After college, I got my real estate license, and I have been a realtor for almost 27 years, serving clients in Northern Colorado. My proudest accomplishments are my three sons (Zach, Adam, Kyle), two stepsons (Walker and Will), and meeting my wife Lisa, who works with me at The Group, Inc. My proudest career achievement is the honor of helping people time and time again with one of the biggest decisions they will make in life, which is buying and selling a home.
3. What is your best memory of school?
Friends are the best memory! I was very lucky to have a great friend group to run around with. I still keep in touch with many lifelong friends from school and my best friend (David Stephenson); we met in preschool, and we both still live in Loveland. I also have many great memories of competing on the Loveland High golf team.
4. What was your biggest challenge during school?
Junior high was a bit of a challenge. Leaving elementary school and the realization of growing up, facing puberty, and a good friend moving away all contributed to a rough couple of years. I have always said from my experiences, and now, having raised my own kids, the middle school years are trying times in a kid’s life. God bless middle school teachers; they deserve a pay raise!
5. What do you know now that you wish your younger self had known?
The one thing constant in this world is change! I wish I would have learned to adapt quicker to the fact the world is constantly changing and moving in many different ways. I’m a firstborn who over-processes, which is sometimes a good trait to have and other times a challenge, so adapting to change doesn’t come easy.
6. What advice would you give to students in school now?

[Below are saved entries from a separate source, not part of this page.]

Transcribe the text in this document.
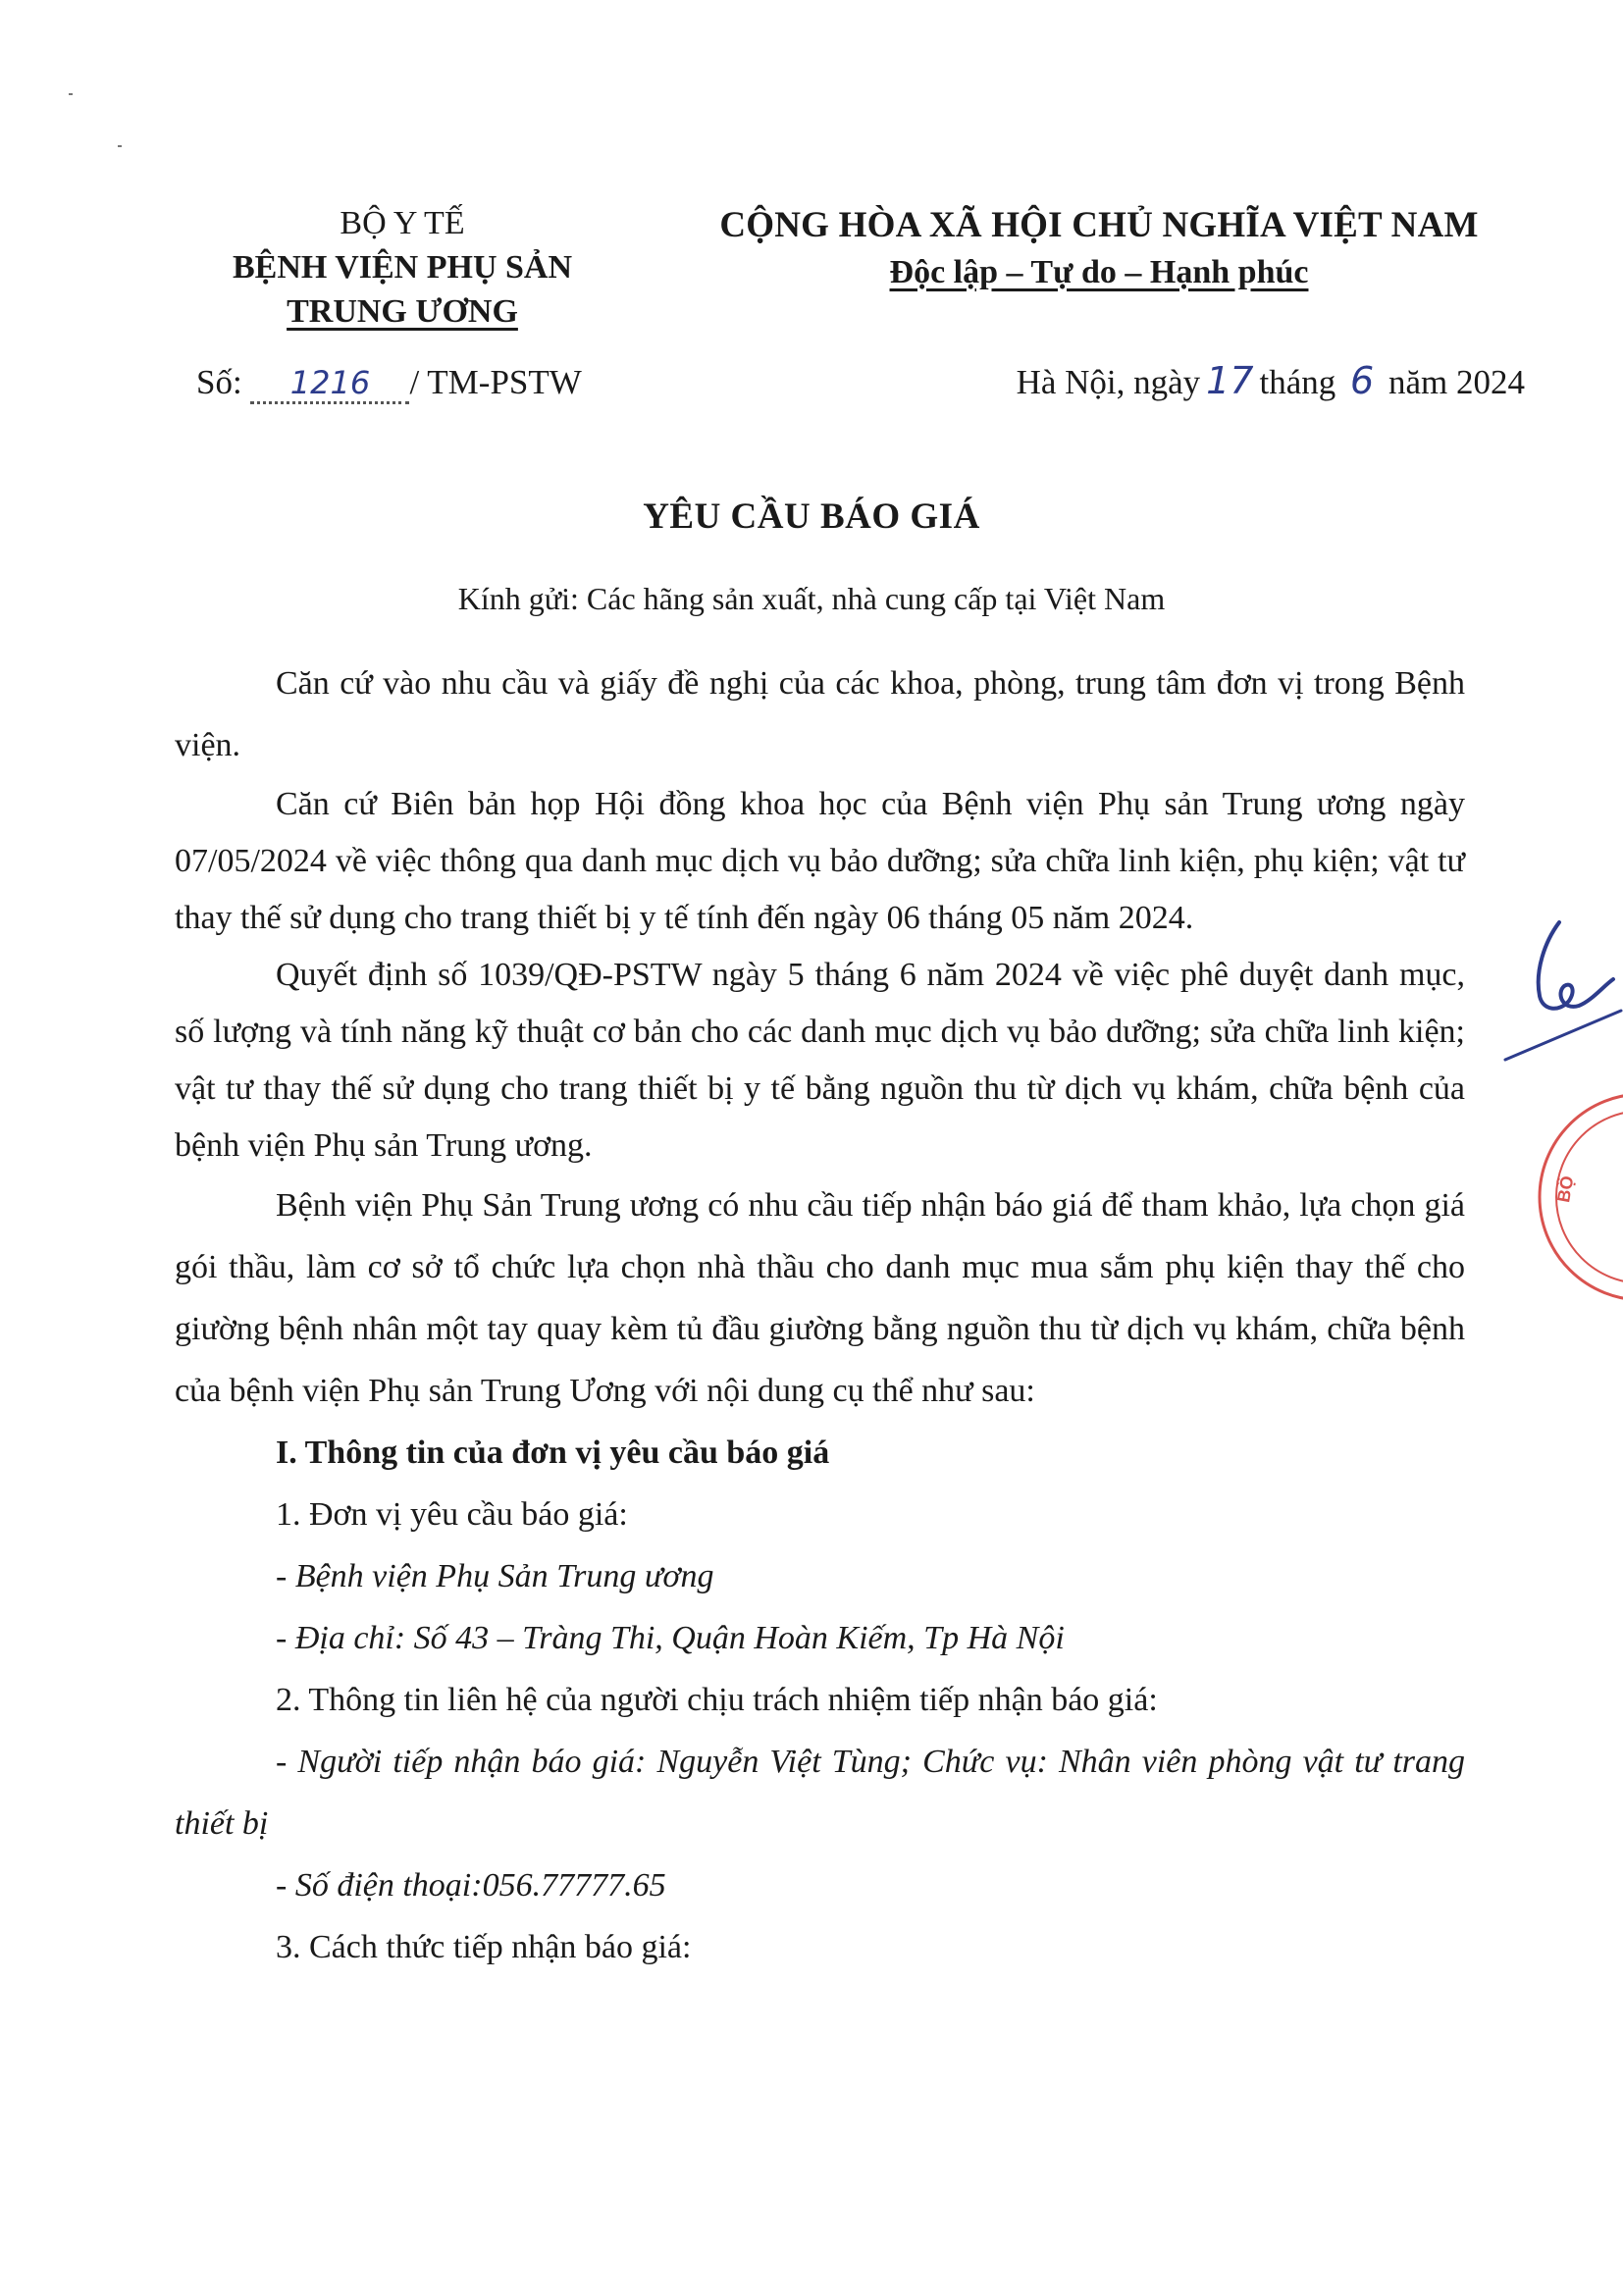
BỘ Y TẾ
BỆNH VIỆN PHỤ SẢN
TRUNG ƯƠNG
CỘNG HÒA XÃ HỘI CHỦ NGHĨA VIỆT NAM
Độc lập – Tự do – Hạnh phúc
Số: 1216 / TM-PSTW	Hà Nội, ngày 17 tháng 6 năm 2024
YÊU CẦU BÁO GIÁ
Kính gửi: Các hãng sản xuất, nhà cung cấp tại Việt Nam

Căn cứ vào nhu cầu và giấy đề nghị của các khoa, phòng, trung tâm đơn vị trong Bệnh viện.

Căn cứ Biên bản họp Hội đồng khoa học của Bệnh viện Phụ sản Trung ương ngày 07/05/2024 về việc thông qua danh mục dịch vụ bảo dưỡng; sửa chữa linh kiện, phụ kiện; vật tư thay thế sử dụng cho trang thiết bị y tế tính đến ngày 06 tháng 05 năm 2024.

Quyết định số 1039/QĐ-PSTW ngày 5 tháng 6 năm 2024 về việc phê duyệt danh mục, số lượng và tính năng kỹ thuật cơ bản cho các danh mục dịch vụ bảo dưỡng; sửa chữa linh kiện; vật tư thay thế sử dụng cho trang thiết bị y tế bằng nguồn thu từ dịch vụ khám, chữa bệnh của bệnh viện Phụ sản Trung ương.

Bệnh viện Phụ Sản Trung ương có nhu cầu tiếp nhận báo giá để tham khảo, lựa chọn giá gói thầu, làm cơ sở tổ chức lựa chọn nhà thầu cho danh mục mua sắm phụ kiện thay thế cho giường bệnh nhân một tay quay kèm tủ đầu giường bằng nguồn thu từ dịch vụ khám, chữa bệnh của bệnh viện Phụ sản Trung Ương với nội dung cụ thể như sau:

I. Thông tin của đơn vị yêu cầu báo giá

1. Đơn vị yêu cầu báo giá:

- Bệnh viện Phụ Sản Trung ương

- Địa chỉ: Số 43 – Tràng Thi, Quận Hoàn Kiếm, Tp Hà Nội

2. Thông tin liên hệ của người chịu trách nhiệm tiếp nhận báo giá:

- Người tiếp nhận báo giá: Nguyễn Việt Tùng; Chức vụ: Nhân viên phòng vật tư trang thiết bị

- Số điện thoại:056.77777.65

3. Cách thức tiếp nhận báo giá:

BỘ
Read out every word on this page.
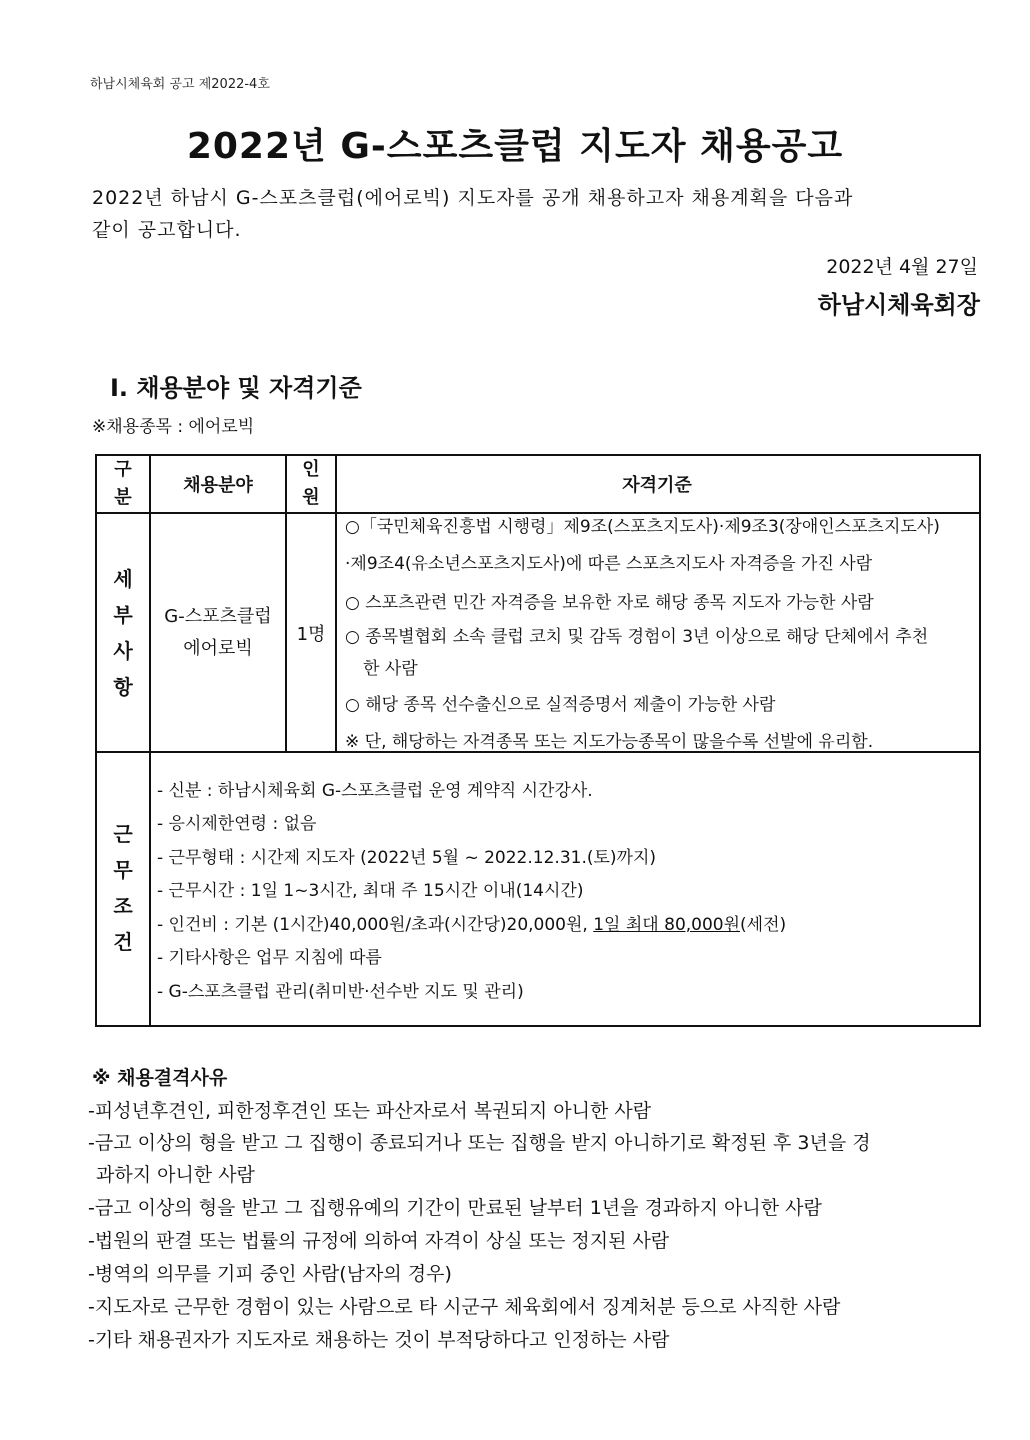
하남시체육회 공고 제2022-4호
2022년 G-스포츠클럽 지도자 채용공고
2022년 하남시 G-스포츠클럽(에어로빅) 지도자를 공개 채용하고자 채용계획을 다음과
같이 공고합니다.
2022년 4월 27일
하남시체육회장
Ⅰ. 채용분야 및 자격기준
※채용종목 : 에어로빅
구
분
채용분야
인
원
자격기준
세
부
사
항
G-스포츠클럽
에어로빅
1명
○「국민체육진흥법 시행령」제9조(스포츠지도사)·제9조3(장애인스포츠지도사)
·제9조4(유소년스포츠지도사)에 따른 스포츠지도사 자격증을 가진 사람
○ 스포츠관련 민간 자격증을 보유한 자로 해당 종목 지도자 가능한 사람
○ 종목별협회 소속 클럽 코치 및 감독 경험이 3년 이상으로 해당 단체에서 추천
한 사람
○ 해당 종목 선수출신으로 실적증명서 제출이 가능한 사람
※ 단, 해당하는 자격종목 또는 지도가능종목이 많을수록 선발에 유리함.
근
무
조
건
- 신분 : 하남시체육회 G-스포츠클럽 운영 계약직 시간강사.
- 응시제한연령 : 없음
- 근무형태 : 시간제 지도자 (2022년 5월 ~ 2022.12.31.(토)까지)
- 근무시간 : 1일 1~3시간, 최대 주 15시간 이내(14시간)
- 인건비 : 기본 (1시간)40,000원/초과(시간당)20,000원, 1일 최대 80,000원(세전)
- 기타사항은 업무 지침에 따름
- G-스포츠클럽 관리(취미반·선수반 지도 및 관리)
※ 채용결격사유
-피성년후견인, 피한정후견인 또는 파산자로서 복권되지 아니한 사람
-금고 이상의 형을 받고 그 집행이 종료되거나 또는 집행을 받지 아니하기로 확정된 후 3년을 경
과하지 아니한 사람
-금고 이상의 형을 받고 그 집행유예의 기간이 만료된 날부터 1년을 경과하지 아니한 사람
-법원의 판결 또는 법률의 규정에 의하여 자격이 상실 또는 정지된 사람
-병역의 의무를 기피 중인 사람(남자의 경우)
-지도자로 근무한 경험이 있는 사람으로 타 시군구 체육회에서 징계처분 등으로 사직한 사람
-기타 채용권자가 지도자로 채용하는 것이 부적당하다고 인정하는 사람
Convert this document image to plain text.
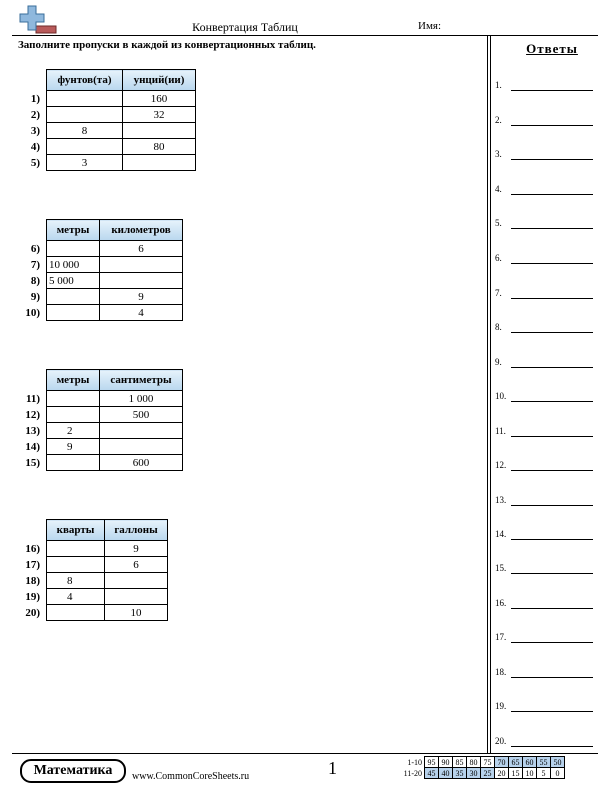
Конвертация Таблиц	Имя:
Заполните пропуски в каждой из конвертационных таблиц.
	фунтов(та)	унций(ии)
1)		160
2)		32
3)	8	
4)		80
5)	3	
	метры	километров
6)		6
7)	10 000	
8)	5 000	
9)		9
10)		4
	метры	сантиметры
11)		1 000
12)		500
13)	2	
14)	9	
15)		600
	кварты	галлоны
16)		9
17)		6
18)	8	
19)	4	
20)		10
Ответы
1.
2.
3.
4.
5.
6.
7.
8.
9.
10.
11.
12.
13.
14.
15.
16.
17.
18.
19.
20.
Математика	www.CommonCoreSheets.ru	1	1-10	95	90	85	80	75	70	65	60	55	50
11-20	45	40	35	30	25	20	15	10	5	0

I probably sound like a dad now: You can always have good manners [and] show respect to others (even if you disagree with them) no matter their skin color, age, or how much or little money they have. My advice is to learn the true value of relationships and how to be a good friend and don’t sacrifice your character to try and impress others.
7. Name one person who changed your life for the better during school and how they did it.
I had a lot of great teachers and coaches over the years. My fifth-grade teacher, Mr. Heydt, was my first male teacher. I had a lot of growing up to do, and at the time, I didn’t care for him challenging me, and I didn’t really care for his firm approach! Looking back as I’ve gotten older, I truly appreciate him and the lessons he taught me.
A little over a year ago, I sold a home and then a piece of land to my elementary school principal, Mr. Ken Rethmeier. It was an absolute blast to reminisce about the past with him and his wife, Judy, and represent them. Mr Rethmeier is witty and has plenty of hilarious comments to share. Our relationship has come a long way since I was once in his office for getting in trouble in kindergarten!
8. If you could wave a magic wand and change something about your school years, what would it be?
I wouldn’t change much but I wish we would have had an open campus at lunchtime during our high school years. I also wish I wouldn’t have hit my second golf shot in the water on hole #7 at the Olde Course during regionals. It cost me a chance to qualify for state.
9. How did school prepare you for what you are doing now?
School taught me how to deal with success and failure, how to take responsibility for my own actions, and how to persevere during challenging times. What you put into school and life is what you get back. There are no shortcuts to achieving your goals and dreams!
10. What do you hope to accomplish in the future?
I hope to continue to be a positive role model to people I come in contact with. Whether that be in real estate, coaching with our youth, or the Loveland community, I hope I am looked upon as someone who gave back for the greater good.